Bill Allows Gulf States To Share Offshore Drilling Royalties 
December 13, 2006 

WASHINGTON – On Saturday, Congress passed a bill that opens up about 8 million acres in the Gulf of Mexico to oil and gas drilling, the Washington Post reports. The legislation also gives Louisiana, Texas, Alabama and Mississippi 37.5 percent of federal royalties from future drilling.

U.S. industrial consumer of natural gas say the offshore drilling could boost supplies and moderate prices. Opponents of the bill say that states against offshore drilling, such as California, Florida, North Carolina, South Carolina and Virginia, would be tempted to support exploration off their shorelines in return for a new revenue stream.

The additional domestic production of oil and natural gas will benefit consumers throughout the United States by providing additional energy security and improving the delicate balance between supply and demand.

Sen.

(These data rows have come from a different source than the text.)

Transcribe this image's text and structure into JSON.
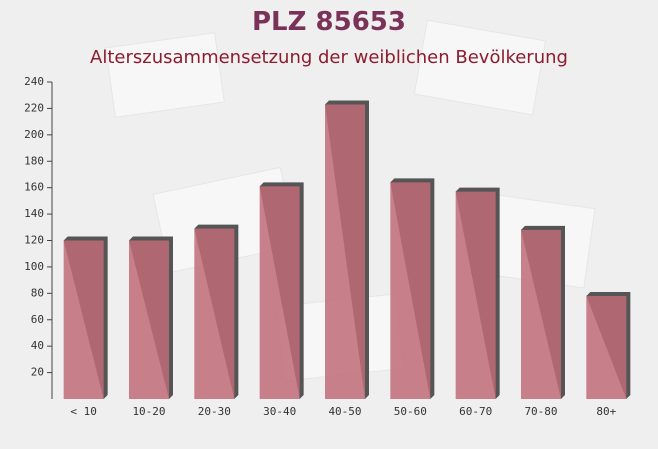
{
  "chart_data": {
    "type": "bar",
    "title": "PLZ 85653",
    "subtitle": "Alterszusammensetzung der weiblichen Bevölkerung",
    "categories": [
      "< 10",
      "10-20",
      "20-30",
      "30-40",
      "40-50",
      "50-60",
      "60-70",
      "70-80",
      "80+"
    ],
    "values": [
      120,
      120,
      129,
      161,
      223,
      164,
      157,
      128,
      78
    ],
    "color": "#c06b77",
    "ylim": [
      0,
      240
    ],
    "yticks": [
      20,
      40,
      60,
      80,
      100,
      120,
      140,
      160,
      180,
      200,
      220,
      240
    ]
  }
}
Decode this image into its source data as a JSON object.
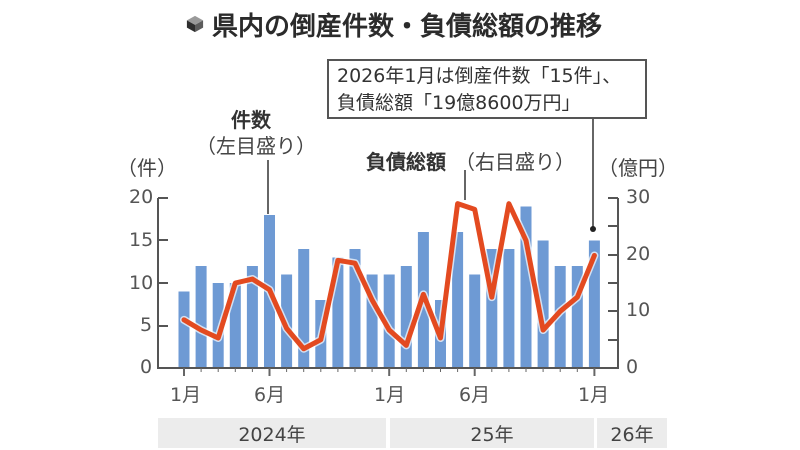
{
  "title": "県内の倒産件数・負債総額の推移",
  "title_icon": "cube-icon",
  "callout": {
    "line1": "2026年1月は倒産件数「15件」、",
    "line2": "負債総額「19億8600万円」"
  },
  "labels": {
    "count_series": "件数",
    "count_axis_note": "（左目盛り）",
    "debt_series": "負債総額",
    "debt_axis_note": "（右目盛り）",
    "left_unit": "（件）",
    "right_unit": "（億円）"
  },
  "left_ticks": [
    "20",
    "15",
    "10",
    "5",
    "0"
  ],
  "right_ticks": [
    "30",
    "20",
    "10",
    "0"
  ],
  "x_ticks": [
    "1月",
    "6月",
    "1月",
    "6月",
    "1月"
  ],
  "years": [
    "2024年",
    "25年",
    "26年"
  ],
  "colors": {
    "bar": "#6e9ad4",
    "line": "#e34a20",
    "axis": "#555555",
    "band": "#ececec"
  },
  "chart_data": {
    "type": "bar+line",
    "title": "県内の倒産件数・負債総額の推移",
    "categories": [
      "2024-01",
      "2024-02",
      "2024-03",
      "2024-04",
      "2024-05",
      "2024-06",
      "2024-07",
      "2024-08",
      "2024-09",
      "2024-10",
      "2024-11",
      "2024-12",
      "2025-01",
      "2025-02",
      "2025-03",
      "2025-04",
      "2025-05",
      "2025-06",
      "2025-07",
      "2025-08",
      "2025-09",
      "2025-10",
      "2025-11",
      "2025-12",
      "2026-01"
    ],
    "series": [
      {
        "name": "件数（左目盛り）",
        "type": "bar",
        "axis": "left",
        "unit": "件",
        "values": [
          9,
          12,
          10,
          10,
          12,
          18,
          11,
          14,
          8,
          13,
          14,
          11,
          11,
          12,
          16,
          8,
          16,
          11,
          14,
          14,
          19,
          15,
          12,
          12,
          15
        ]
      },
      {
        "name": "負債総額（右目盛り）",
        "type": "line",
        "axis": "right",
        "unit": "億円",
        "values": [
          8.5,
          6.7,
          5.3,
          15,
          15.7,
          13.8,
          7,
          3.4,
          5,
          19,
          18.5,
          12,
          6.7,
          4,
          13,
          5.3,
          29,
          28,
          12.5,
          29,
          22.5,
          6.7,
          10,
          12.5,
          19.86
        ]
      }
    ],
    "ylim_left": [
      0,
      20
    ],
    "ylim_right": [
      0,
      30
    ],
    "ylabel_left": "（件）",
    "ylabel_right": "（億円）",
    "x_tick_labels": [
      "1月",
      "6月",
      "1月",
      "6月",
      "1月"
    ],
    "year_labels": [
      "2024年",
      "25年",
      "26年"
    ],
    "annotation": "2026年1月は倒産件数「15件」、負債総額「19億8600万円」",
    "grid": false
  }
}
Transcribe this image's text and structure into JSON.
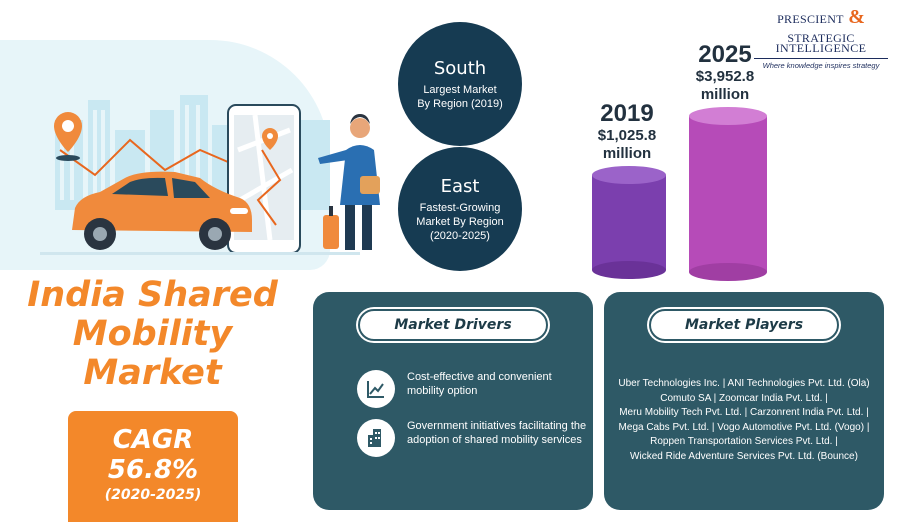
{
  "logo": {
    "word1": "PRESCIENT",
    "ampersand": "&",
    "word2": "STRATEGIC",
    "word3": "INTELLIGENCE",
    "tagline": "Where knowledge inspires strategy"
  },
  "regions": {
    "south": {
      "name": "South",
      "line1": "Largest Market",
      "line2": "By Region (2019)"
    },
    "east": {
      "name": "East",
      "line1": "Fastest-Growing",
      "line2": "Market By Region",
      "line3": "(2020-2025)"
    }
  },
  "market_size": {
    "y2019": {
      "year": "2019",
      "value": "$1,025.8",
      "unit": "million",
      "number": 1025.8
    },
    "y2025": {
      "year": "2025",
      "value": "$3,952.8",
      "unit": "million",
      "number": 3952.8
    }
  },
  "title": {
    "line1": "India Shared",
    "line2": "Mobility",
    "line3": "Market"
  },
  "cagr": {
    "label": "CAGR",
    "value": "56.8%",
    "period": "(2020-2025)"
  },
  "drivers": {
    "heading": "Market Drivers",
    "items": [
      {
        "text": "Cost-effective and convenient mobility option",
        "icon": "line-chart-icon"
      },
      {
        "text": "Government initiatives facilitating the adoption of shared mobility services",
        "icon": "building-icon"
      }
    ]
  },
  "players": {
    "heading": "Market Players",
    "lines": [
      "Uber Technologies Inc. | ANI Technologies Pvt. Ltd. (Ola)",
      "Comuto SA | Zoomcar India Pvt. Ltd. |",
      "Meru Mobility Tech Pvt. Ltd. | Carzonrent India Pvt. Ltd. |",
      "Mega Cabs Pvt. Ltd. | Vogo Automotive Pvt. Ltd. (Vogo) |",
      "Roppen Transportation Services Pvt. Ltd. |",
      "Wicked Ride Adventure Services Pvt. Ltd. (Bounce)"
    ]
  },
  "colors": {
    "orange": "#f3882a",
    "navy": "#163b52",
    "teal_panel": "#2e5966",
    "purple_2019": "#7b3fae",
    "magenta_2025": "#b64bb8"
  }
}
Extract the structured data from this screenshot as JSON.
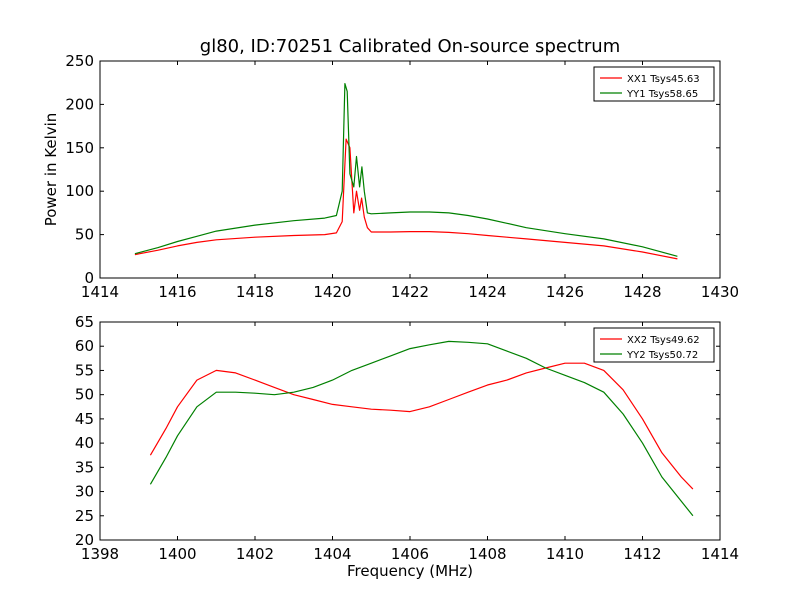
{
  "figure": {
    "title": "gl80, ID:70251 Calibrated On-source spectrum"
  },
  "chart_data": [
    {
      "type": "line",
      "title": "gl80, ID:70251 Calibrated On-source spectrum",
      "xlabel": "",
      "ylabel": "Power in Kelvin",
      "xlim": [
        1414,
        1430
      ],
      "ylim": [
        0,
        250
      ],
      "xticks": [
        1414,
        1416,
        1418,
        1420,
        1422,
        1424,
        1426,
        1428,
        1430
      ],
      "yticks": [
        0,
        50,
        100,
        150,
        200,
        250
      ],
      "legend_position": "top-right",
      "series": [
        {
          "name": "XX1 Tsys45.63",
          "color": "#ff0000",
          "x": [
            1414.9,
            1415.5,
            1416.0,
            1416.5,
            1417.0,
            1418.0,
            1419.0,
            1419.8,
            1420.1,
            1420.25,
            1420.35,
            1420.45,
            1420.55,
            1420.62,
            1420.7,
            1420.75,
            1420.82,
            1420.9,
            1421.0,
            1421.5,
            1422.0,
            1422.5,
            1423.0,
            1423.5,
            1424.0,
            1424.5,
            1425.0,
            1426.0,
            1427.0,
            1428.0,
            1428.9
          ],
          "y": [
            27,
            32,
            37,
            41,
            44,
            47,
            49,
            50,
            52,
            65,
            160,
            150,
            75,
            100,
            78,
            92,
            70,
            58,
            53,
            53,
            53.5,
            53.5,
            52.5,
            51,
            49,
            47,
            45,
            41,
            37,
            30,
            22
          ]
        },
        {
          "name": "YY1 Tsys58.65",
          "color": "#008000",
          "x": [
            1414.9,
            1415.5,
            1416.0,
            1416.5,
            1417.0,
            1418.0,
            1419.0,
            1419.8,
            1420.1,
            1420.25,
            1420.32,
            1420.38,
            1420.45,
            1420.55,
            1420.62,
            1420.7,
            1420.76,
            1420.82,
            1420.9,
            1421.0,
            1421.5,
            1422.0,
            1422.5,
            1423.0,
            1423.5,
            1424.0,
            1424.5,
            1425.0,
            1426.0,
            1427.0,
            1428.0,
            1428.9
          ],
          "y": [
            28,
            35,
            42,
            48,
            54,
            61,
            66,
            69,
            72,
            100,
            224,
            215,
            120,
            105,
            140,
            105,
            128,
            100,
            75,
            74,
            75,
            76,
            76,
            75,
            72,
            68,
            63,
            58,
            51,
            45,
            36,
            25
          ]
        }
      ]
    },
    {
      "type": "line",
      "title": "",
      "xlabel": "Frequency (MHz)",
      "ylabel": "",
      "xlim": [
        1398,
        1414
      ],
      "ylim": [
        20,
        65
      ],
      "xticks": [
        1398,
        1400,
        1402,
        1404,
        1406,
        1408,
        1410,
        1412,
        1414
      ],
      "yticks": [
        20,
        25,
        30,
        35,
        40,
        45,
        50,
        55,
        60,
        65
      ],
      "legend_position": "top-right",
      "series": [
        {
          "name": "XX2 Tsys49.62",
          "color": "#ff0000",
          "x": [
            1399.3,
            1399.7,
            1400.0,
            1400.5,
            1401.0,
            1401.5,
            1402.0,
            1402.5,
            1403.0,
            1403.5,
            1404.0,
            1404.5,
            1405.0,
            1405.5,
            1406.0,
            1406.5,
            1407.0,
            1407.5,
            1408.0,
            1408.5,
            1409.0,
            1409.5,
            1410.0,
            1410.5,
            1411.0,
            1411.5,
            1412.0,
            1412.5,
            1413.0,
            1413.3
          ],
          "y": [
            37.5,
            43,
            47.5,
            53,
            55,
            54.5,
            53,
            51.5,
            50,
            49,
            48,
            47.5,
            47,
            46.8,
            46.5,
            47.5,
            49,
            50.5,
            52,
            53,
            54.5,
            55.5,
            56.5,
            56.5,
            55,
            51,
            45,
            38,
            33,
            30.5
          ]
        },
        {
          "name": "YY2 Tsys50.72",
          "color": "#008000",
          "x": [
            1399.3,
            1399.7,
            1400.0,
            1400.5,
            1401.0,
            1401.5,
            1402.0,
            1402.5,
            1403.0,
            1403.5,
            1404.0,
            1404.5,
            1405.0,
            1405.5,
            1406.0,
            1406.5,
            1407.0,
            1407.5,
            1408.0,
            1408.5,
            1409.0,
            1409.5,
            1410.0,
            1410.5,
            1411.0,
            1411.5,
            1412.0,
            1412.5,
            1413.0,
            1413.3
          ],
          "y": [
            31.5,
            37,
            41.5,
            47.5,
            50.5,
            50.5,
            50.3,
            50,
            50.5,
            51.5,
            53,
            55,
            56.5,
            58,
            59.5,
            60.3,
            61,
            60.8,
            60.5,
            59,
            57.5,
            55.5,
            54,
            52.5,
            50.5,
            46,
            40,
            33,
            28,
            25
          ]
        }
      ]
    }
  ]
}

Mary Landrieu (D-LA), co-author the bill with Sen. Pete Domenici (R-NM), told the newspaper that "this was the best Christmas present I could ever, ever have gotten or that the state of Louisiana could have gotten.” Louisiana stands to receive $650 million a year from the royalties.

Sen. Landrieu says the money from the drilling would go to help Louisiana restore coastal wetlands and take measures to protect such energy infrastructure as ports, pipelines and oil refineries. To ease congressional concerns that Louisiana will treat the royalties as a windfall for general spending, the state amended its constitution to restrict use of the money to those purposes, the newspaper reports.